En Bellevue.—When boiled and cold, prepare it like a fillet of beef en Bellevue, and serve.
LOIN OR LEG STEWED.
Have in a stewpan and on a slow fire three or four tablespoonfuls of sweet-oil; when hot put the loin in, turn it over till of a yellow color all around, then add a bay-leaf, salt, pepper, and a pint of warm water; simmer four hours, and serve with the following sauce, which you must have prepared at the same time: Fry in butter till of a golden color ten middling-sized onions, then add to them half a glass of claret wine, two tablespoonfuls of broth, and two of the juice of the loin, ten mushrooms (if handy); simmer till cooked, and strain. Mix the sauce with the juice of the loin, and put it on a dish, place the loin upon it, and serve with the onions and mushrooms around the meat.
In case the juice of the loin should be found too fat, throw in it (and before mixing it with the sauce) a few drops of cold water, and skim off the fat.
The only thing to throw away before mixing is the bay-leaf.
Another way, or prepared with a Garniture of Cabbages.—Put in a stewpan and set on a good fire a piece of butter the size of an egg; when melted, add four onions and two small carrots, cut in slices; fry them two or three minutes, then put the loin in, with half a bay-leaf, wet with warm broth; then subdue the fire, let simmer about two hours and a half; strain the sauce on a dish, place the meat on it, and serve with a garniture of cabbages around.
COLD VEAL.
Cut the meat in slices and serve them on a dish, arranged according to fancy, and serve with a piquante, poivrade, Mayonnaise, Provençale, ravigote, or rémolade sauce.
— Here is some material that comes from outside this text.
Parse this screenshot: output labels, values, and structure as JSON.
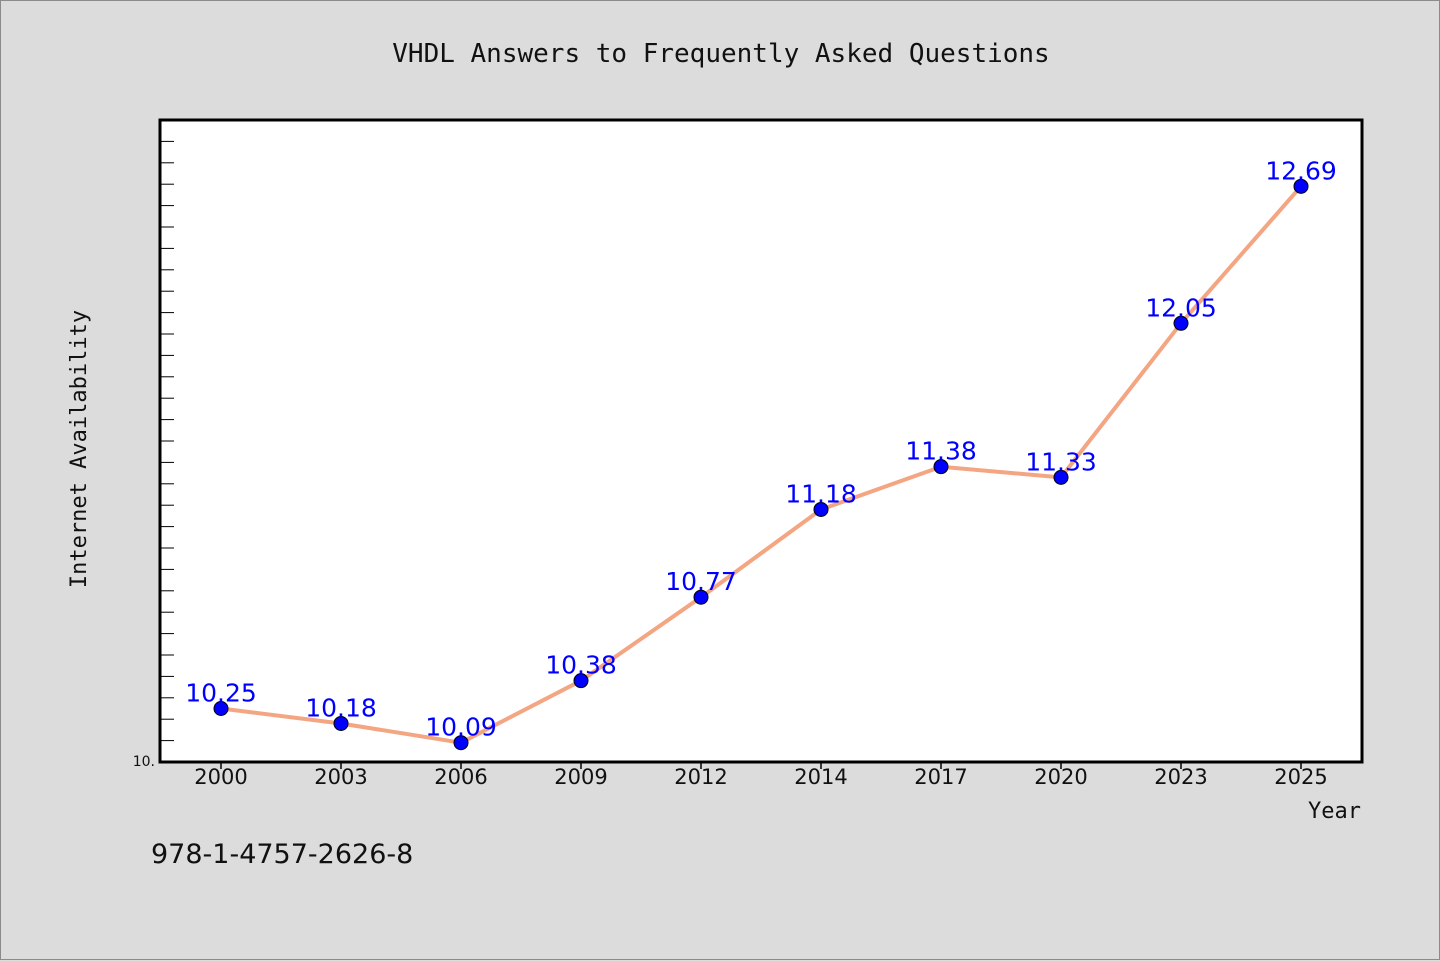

It may also be decorated and served like cold mutton, in vinaigrette.
Another way.—Put a piece of butter the size of an egg in a stewpan and set on a good fire, mix in when melted two teaspoonfuls of flour, stir till of a brownish color, when add a saltspoonful of chopped parsley, four leaves of tarragon, salt, pepper, and half a pint of broth (more or less of the above according to the quantity of meat you have left), boil the whole fifteen minutes; then, if what you have left is from an entire piece, cut it in slices, lay them in the pan, and serve when warm enough, as it is.
If what you have left is in pieces or slices, you merely place them in the pan and serve with the sauce when warm.